Australia Paid People Smugglers To Turn Back Refugee Boats, Committed 'Transnational Crime:' Amnesty
Australian officials working as part of Operation Sovereign Borders -- the country’s controversial military-led border control operation -- paid human traffickers to turn back boats carrying refugees and even threatened asylum-seekers, Amnesty International alleged in a new report released Wednesday. The allegations, outlined in a document titled “By Hook Or By Crook,” are similar to the one leveled against the former prime minister Tony Abbott-led government in June.
“Australia has, for months, denied that it paid for people smuggling, but our report provides detailed evidence pointing to a very different set of events,” Anna Shea, a refugee researcher at Amnesty International, said, in a statement accompanying the report, accusing the Australian government of committing a “transnational crime.”

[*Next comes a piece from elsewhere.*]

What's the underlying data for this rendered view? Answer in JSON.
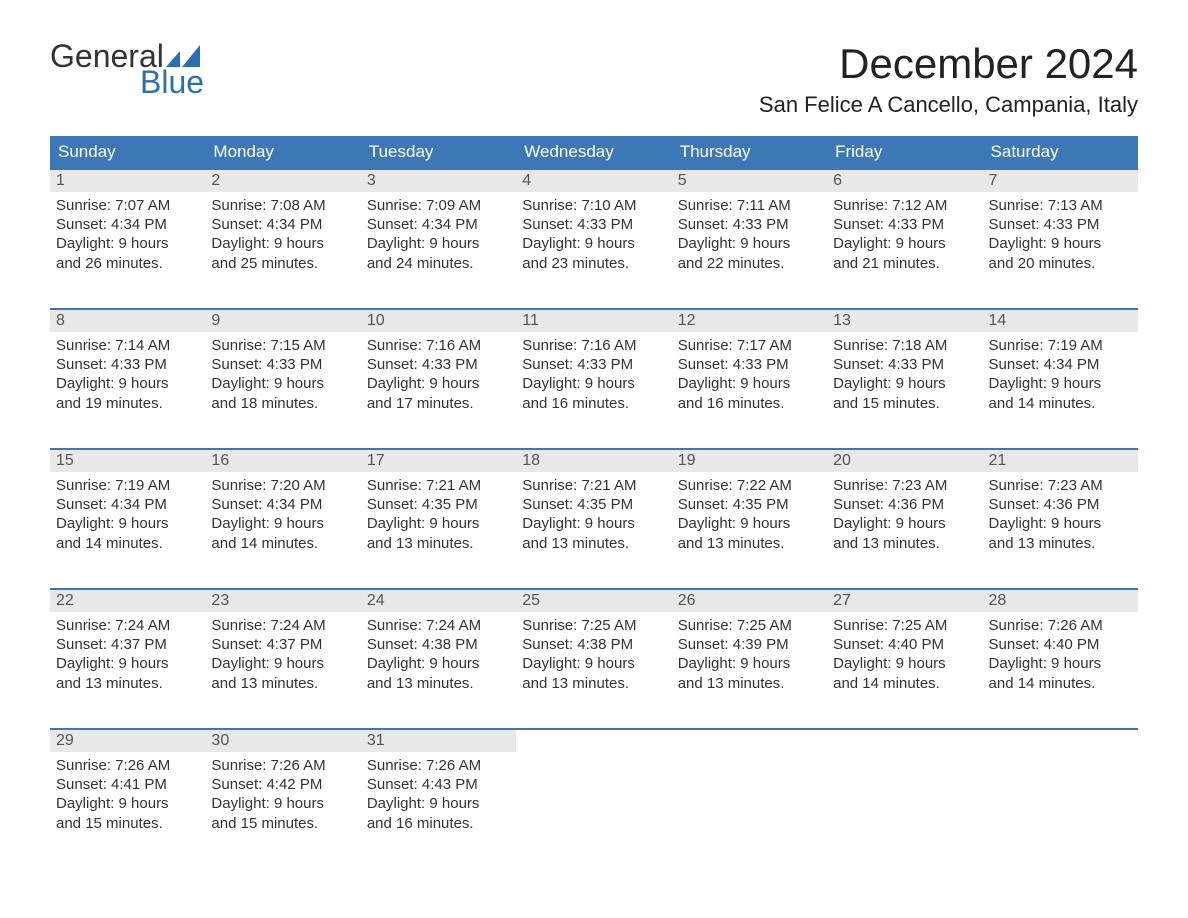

“People-smuggling is a crime usually associated with private individuals, not governments -- but here we have strong evidence that Australian officials are not just involved, but directing operations,” she added.
According to the report, in May, a boat from Indonesia -- carrying 65 asylum-seekers from Sri Lanka, Myanmar and Bangladesh -- was intercepted by Australian navy and border force ships. The rights group alleged, based on investigations and interviews conducted in August, that the four crew members of the boat were not only paid a total of $32,000 by Australian officials, they were also given verbal instructions on where to land at Rote Island, Indonesia.

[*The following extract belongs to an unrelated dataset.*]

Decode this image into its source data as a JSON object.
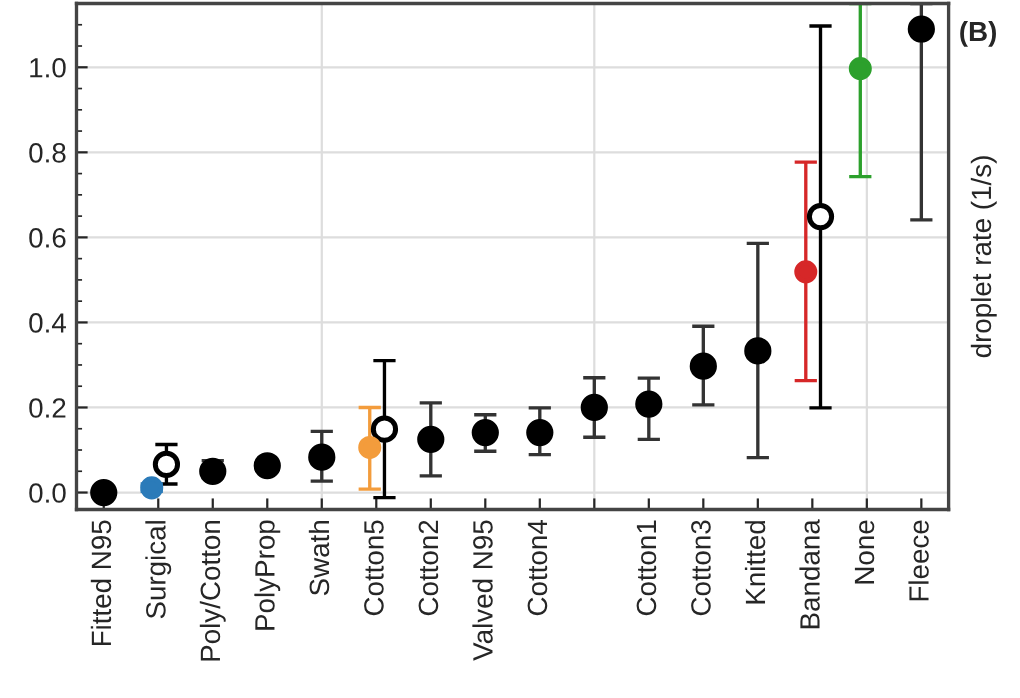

“According to the crew, they had initially been told … that the asylum-seekers would be taken to Australia and they would be flown back to Indonesia with the money they had been given by the Australians,” Amnesty said, in the report. “They were later told that they had to take the asylum-seekers to Indonesia. The crew told Amnesty International that they did not feel in a position to refuse.”
Amnesty also accused Australia of endangering the life and health of the asylum-seekers by forcing them from a well-equipped boat onto overcrowded boats with inadequate fuel for their journey back to Indonesia.

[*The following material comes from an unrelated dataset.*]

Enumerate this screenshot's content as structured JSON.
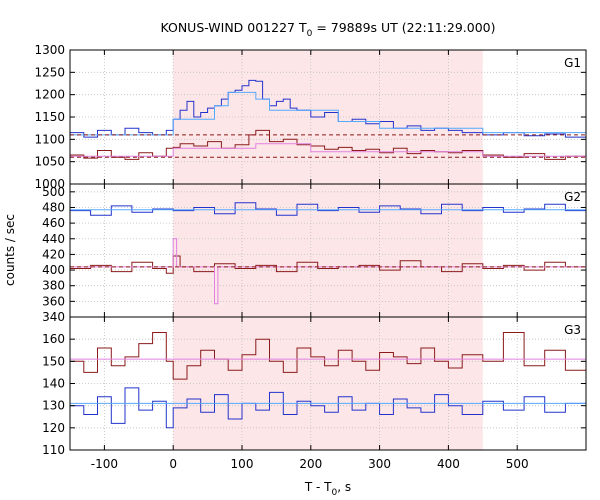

“It was like a jail, with cells,” an asylum-seeker who was turned back told Amnesty. “When we asked for medicine they told us to just relax ourselves and drink water,” another one added.
The Australian government’s controversial policy of zero tolerance towards migrant and refugee boats approaching its territory has faced widespread criticism, and the United Nations has, in the past, said the policy is a breach of international law.
Under the stringent border controls first implemented by the Abbott-led administration, no asylum-seekers are allowed to reach Australia’s territories by boat. They are instead intercepted at sea and turned back or taken to detention facilities in neighboring Pacific countries.
Amnesty has now called for a government-appointed investigation, known as a Royal Commission, into Operation Sovereign Borders and to look into allegations of abuse and endangerment of the passengers seeking asylum.
The Australian government, however, rejected the accusations and denied all wrongdoing.
“I think in the end you can take the word of the people-smugglers or you can take the word of our staff at Australian Border Force and people will make their own judgments,” Australian Immigration Minister Peter Dutton reportedly said Thursday. “We're not going to be bullied into some watering down of that [Operation Sovereign Borders], because people drown at sea and our detention centers fill.”